Regarding printability, why is used stock so tricky to print on? Recycling paper uses a screening process to extract and reuse the pulp. But each time the pulp is broken down through this process the pulp fiber becomes weaker. Recycled paper is more susceptible to web breaks — the tearing of paper as it is fed from the spool onto press — than virgin paper. Or as Marshall Spenser, book group director of purchasing for printer Banta Corp., says, “Recycled paper tends to provide a smaller window for error on press if it is not managed properly.” Fewer than 10% of Menasha, WI-based printer’s catalog clients print on recycled paper.
Spenser says that a defect the size of a pencil eraser on a 4-million-sq.-ft. roll of 40-lb. lightweight coated paper can cause a web break. So mills need to be especially vigilant for things such as rubber bands and other contaminants that can be mixed in with the recovered paper and increase opportunities for these defects.
The ecological debate
About 5% of the catalog clients of printer Arandell Corp. in Menomonee Falls, WI, use recycled paper, but executive vice president of sales and marketing Jim Treis is not a fan of reused stock because of the chemicals released in deinking. While the same chemicals used to bleach virgin pulp are used to deink recovered paper in the recycling process, the deinking process yields a byproduct called sludge, which ends up in landfills or incinerators just like paper, he says.
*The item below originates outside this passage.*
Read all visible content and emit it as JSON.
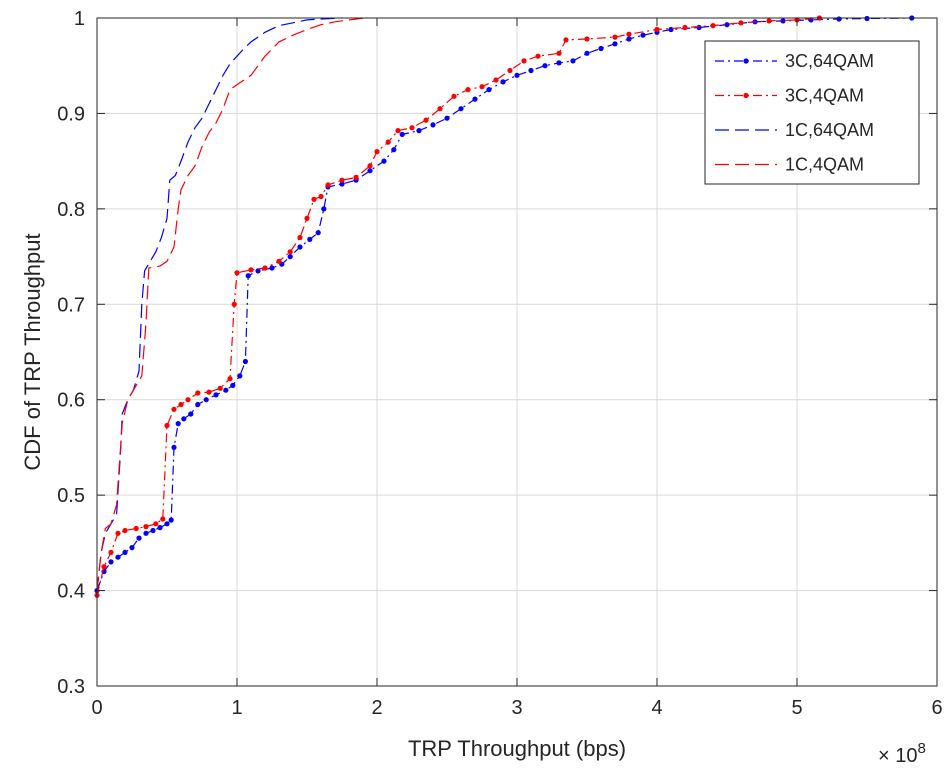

But others say that the chemicals are safe and that some landfills are now able to put sludge back into soil. Ed Glass, senior consulting engineer for pulp and paper with Birmingham, AL-based consulting firm The Washington Group, points out that tests on groundwater have shown that such soil is safe and nontoxic. “Almost everyone is using nonchlorine bleaching products, so the toxicity issue for both creating virgin pulp and recycled pulp is now moot,” he says.
Arandell’s Treis counters that the printing process requires catalogers who print on recycled paper to build in more spoilage paper because it takes longer to get the catalogs up to the “make ready” point when the printer begins to print the catalog after approvals. This defeats the argument for saving trees, he says.
Regardless of the debate on recycled paper’s affect on the environment, and despite the fact that the price of recycled paper has come down during the past decade while the quality has come up, a number of mills, merchants, and printers contend that there’s simply not much demand for the paper.
Indeed, the most recent Catalog Age Benchmark Report on Production (October 2000 issue) shows that the percentage of respondents using recycled paper in their primary catalogs was just 10% in 2000, down from 15% in 1999.
Victoria Mills, project manager for Alliance for Environmental Innovation, says that right now recycled paper can be cost-neutral for mailers in some cases. But she adds that unless catalogers demand more recycled paper options from the mills, the mills have no incentive to offer better prices.